Nurse 2 then asks me if I speak Lao in Lao. I shake my head then reply that I speak a bit of Thai in Thai. She gets excited and gives me a rapid burst of sounds. It takes her two tries before I realize she’s telling me she’ll translate the Lao from Nurse 1 into Thai so I can translate to Molly in English.
“We’re screwed,” I tell Molly.
“Can you go find a doctor who speaks English?” Molly asks them.
Silence.
They begin to examine Molly’s leg by taking the bandage off the burn which is painfully sticking to the burn. Molly sits up, moaning and begging the nurse to put some saline solution on the bandage to ease the process of pealing the gauze.
“Sleep, sleep,” Nurse 1 tells her, meaning "lie down, damnit."

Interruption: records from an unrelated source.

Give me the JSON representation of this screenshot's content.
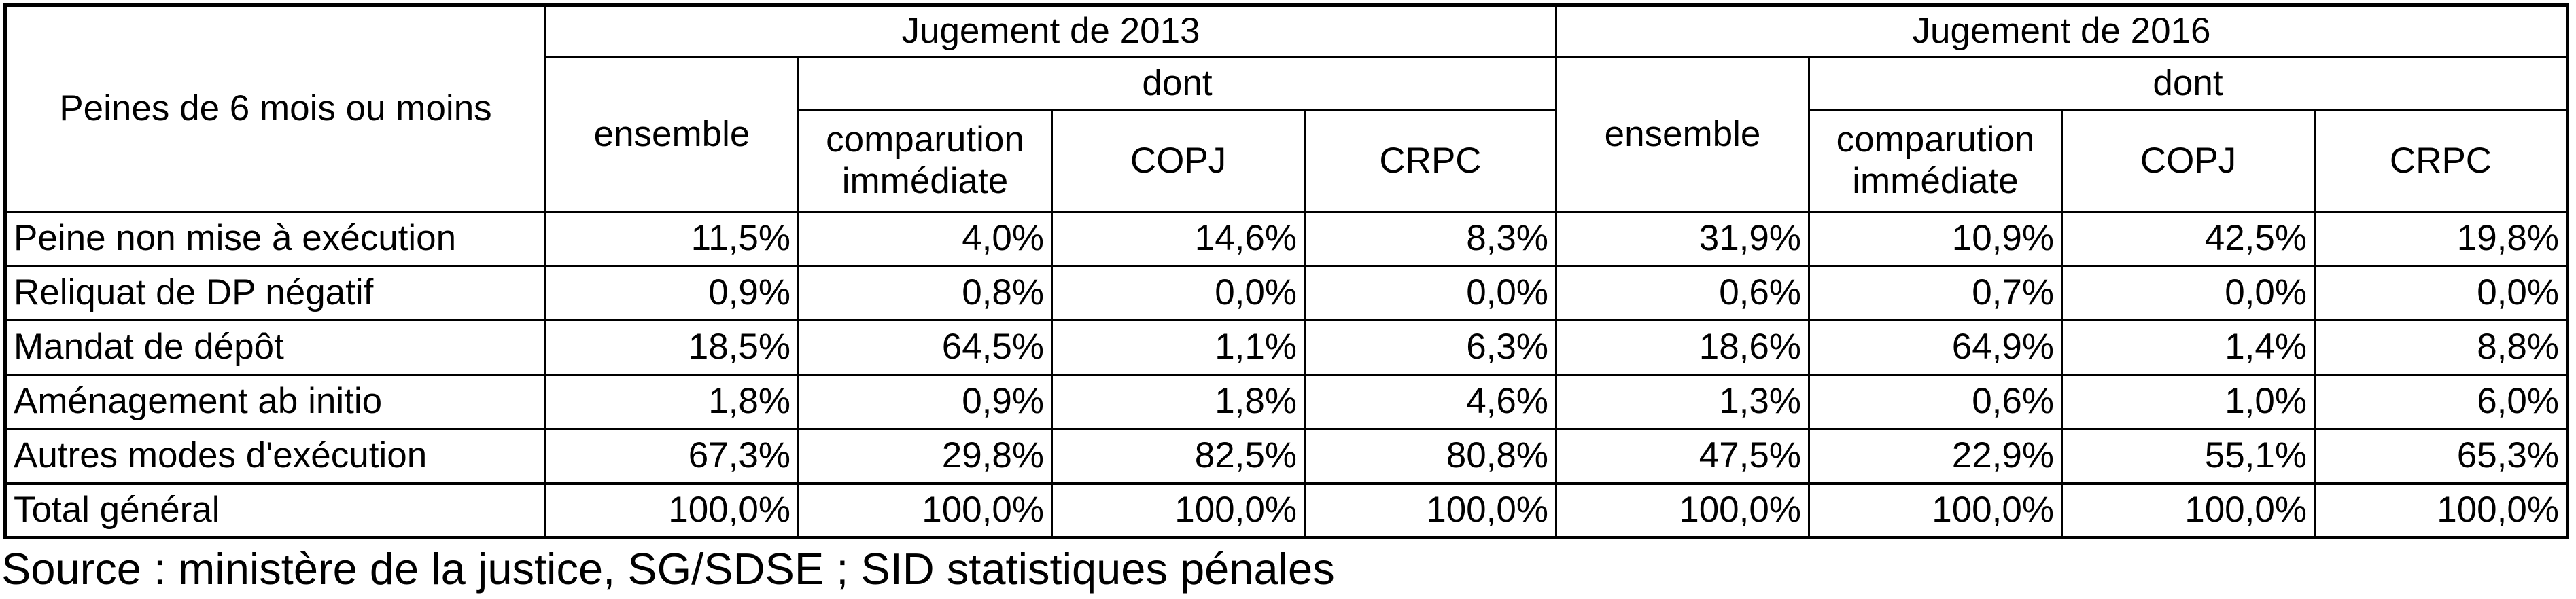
{
  "table": {
    "stub": "Peines de 6 mois ou moins",
    "groups": [
      {
        "label": "Jugement de 2013",
        "overall": "ensemble",
        "sub": "dont",
        "columns": [
          "comparution immédiate",
          "COPJ",
          "CRPC"
        ]
      },
      {
        "label": "Jugement de 2016",
        "overall": "ensemble",
        "sub": "dont",
        "columns": [
          "comparution immédiate",
          "COPJ",
          "CRPC"
        ]
      }
    ],
    "rows": [
      {
        "label": "Peine non mise à exécution",
        "cells": [
          "11,5%",
          "4,0%",
          "14,6%",
          "8,3%",
          "31,9%",
          "10,9%",
          "42,5%",
          "19,8%"
        ]
      },
      {
        "label": "Reliquat de DP négatif",
        "cells": [
          "0,9%",
          "0,8%",
          "0,0%",
          "0,0%",
          "0,6%",
          "0,7%",
          "0,0%",
          "0,0%"
        ]
      },
      {
        "label": "Mandat de dépôt",
        "cells": [
          "18,5%",
          "64,5%",
          "1,1%",
          "6,3%",
          "18,6%",
          "64,9%",
          "1,4%",
          "8,8%"
        ]
      },
      {
        "label": "Aménagement ab initio",
        "cells": [
          "1,8%",
          "0,9%",
          "1,8%",
          "4,6%",
          "1,3%",
          "0,6%",
          "1,0%",
          "6,0%"
        ]
      },
      {
        "label": "Autres modes d'exécution",
        "cells": [
          "67,3%",
          "29,8%",
          "82,5%",
          "80,8%",
          "47,5%",
          "22,9%",
          "55,1%",
          "65,3%"
        ]
      },
      {
        "label": "Total général",
        "cells": [
          "100,0%",
          "100,0%",
          "100,0%",
          "100,0%",
          "100,0%",
          "100,0%",
          "100,0%",
          "100,0%"
        ]
      }
    ]
  },
  "source": "Source : ministère de la justice, SG/SDSE ; SID statistiques pénales"
}
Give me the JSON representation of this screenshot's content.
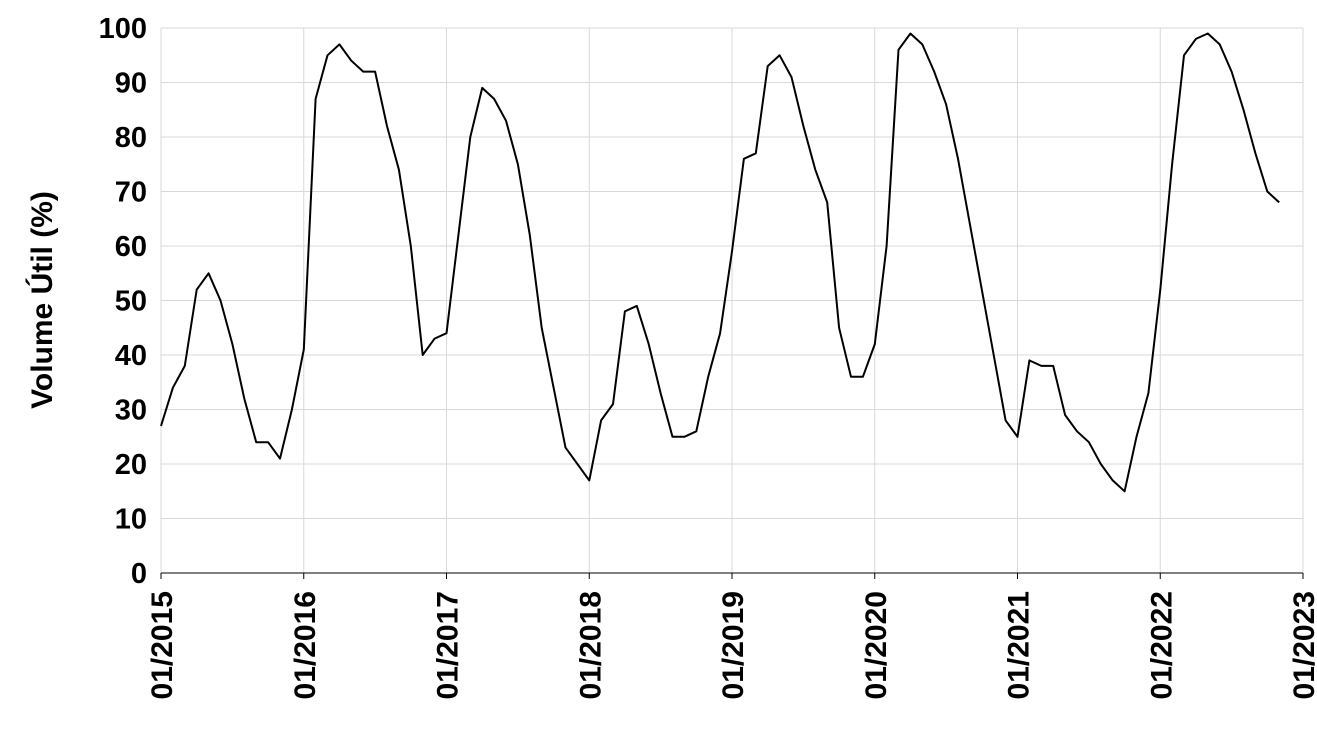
{
  "chart_data": {
    "type": "line",
    "y_label": "Volume Útil (%)",
    "x": [
      "2015-01",
      "2015-02",
      "2015-03",
      "2015-04",
      "2015-05",
      "2015-06",
      "2015-07",
      "2015-08",
      "2015-09",
      "2015-10",
      "2015-11",
      "2015-12",
      "2016-01",
      "2016-02",
      "2016-03",
      "2016-04",
      "2016-05",
      "2016-06",
      "2016-07",
      "2016-08",
      "2016-09",
      "2016-10",
      "2016-11",
      "2016-12",
      "2017-01",
      "2017-02",
      "2017-03",
      "2017-04",
      "2017-05",
      "2017-06",
      "2017-07",
      "2017-08",
      "2017-09",
      "2017-10",
      "2017-11",
      "2017-12",
      "2018-01",
      "2018-02",
      "2018-03",
      "2018-04",
      "2018-05",
      "2018-06",
      "2018-07",
      "2018-08",
      "2018-09",
      "2018-10",
      "2018-11",
      "2018-12",
      "2019-01",
      "2019-02",
      "2019-03",
      "2019-04",
      "2019-05",
      "2019-06",
      "2019-07",
      "2019-08",
      "2019-09",
      "2019-10",
      "2019-11",
      "2019-12",
      "2020-01",
      "2020-02",
      "2020-03",
      "2020-04",
      "2020-05",
      "2020-06",
      "2020-07",
      "2020-08",
      "2020-09",
      "2020-10",
      "2020-11",
      "2020-12",
      "2021-01",
      "2021-02",
      "2021-03",
      "2021-04",
      "2021-05",
      "2021-06",
      "2021-07",
      "2021-08",
      "2021-09",
      "2021-10",
      "2021-11",
      "2021-12",
      "2022-01",
      "2022-02",
      "2022-03",
      "2022-04",
      "2022-05",
      "2022-06",
      "2022-07",
      "2022-08",
      "2022-09",
      "2022-10",
      "2022-11"
    ],
    "values": [
      27,
      34,
      38,
      52,
      55,
      50,
      42,
      32,
      24,
      24,
      21,
      30,
      41,
      87,
      95,
      97,
      94,
      92,
      92,
      82,
      74,
      60,
      40,
      43,
      44,
      62,
      80,
      89,
      87,
      83,
      75,
      62,
      45,
      34,
      23,
      20,
      17,
      28,
      31,
      48,
      49,
      42,
      33,
      25,
      25,
      26,
      36,
      44,
      59,
      76,
      77,
      93,
      95,
      91,
      82,
      74,
      68,
      45,
      36,
      36,
      42,
      60,
      96,
      99,
      97,
      92,
      86,
      76,
      64,
      52,
      40,
      28,
      25,
      39,
      38,
      38,
      29,
      26,
      24,
      20,
      17,
      15,
      25,
      33,
      52,
      75,
      95,
      98,
      99,
      97,
      92,
      85,
      77,
      70,
      68
    ],
    "color": "#000000",
    "xlim": [
      "2015-01",
      "2023-01"
    ],
    "xticks": [
      {
        "value": "2015-01",
        "label": "01/2015"
      },
      {
        "value": "2016-01",
        "label": "01/2016"
      },
      {
        "value": "2017-01",
        "label": "01/2017"
      },
      {
        "value": "2018-01",
        "label": "01/2018"
      },
      {
        "value": "2019-01",
        "label": "01/2019"
      },
      {
        "value": "2020-01",
        "label": "01/2020"
      },
      {
        "value": "2021-01",
        "label": "01/2021"
      },
      {
        "value": "2022-01",
        "label": "01/2022"
      },
      {
        "value": "2023-01",
        "label": "01/2023"
      }
    ],
    "ylim": [
      0,
      100
    ],
    "yticks": [
      0,
      10,
      20,
      30,
      40,
      50,
      60,
      70,
      80,
      90,
      100
    ],
    "grid": true
  }
}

Meanwhile, Nurse 2 is, I believe, asking me what happened and how long ago. I tell her through hand gestures that it was caused by a motorbike. I tell her it happened in Vang Vieng 3 days earlier. I have no idea what she is asking me next but Molly moans again and make to put her hand up to stop the pealing of gauze. Nurse 1 actually slaps her hand away and rips the whole gauze pad off in one pull. Molly falls back on the table, leg shaking.
I realize Nurse 2 is asking what meds Molly is on and I tell her none (we are both miming putting pills in our mouth.) I tell the nurse we clean the wound with betadine every night but I’m pretty sure what I actually said was “I open the wound how many minutes a night.” She seems to understand. She sits me down at the table to fill out the paper work. We come to the discussion of medication and she loses me. She take out her pad and writes something, scribbles it out then turns to a new page and writes, A-M-O…
“Oh great, amoxicillin,” I shout to Molly. “You’re saved. That will kill anything.”
Nurse 2 gives me a relieved laugh. She tells me two pills twice a day, which I understand the third time she says it.
Molly is getting rewrapped when a man opens the window from the outside next to the table I’m sitting at. He pokes his smiling face in and both the nurses scream and laugh.
“Doctor speaks English!” she says. We all cheer as the doctor comes in and confirms, to my disbelief, everything I understood about my conversation with Nurse 2.
After he leaves I reach across the table and put my hands on Nurse 2’s upper arms in an almost hug that she returns, one of the best hugs I’ve ever received. She tells me I’m beautiful and I tell her she’s beautiful and Laos is beautiful and we thank them and leave. Molly tells me in the tuk tuk that I did well and I do feel great having had my first complete conversation in Thai, via Lao, English and hand gestures. 


All these photos are Luang Prabang











My reward for the hospital visit: first glass of wine since September and broad beans!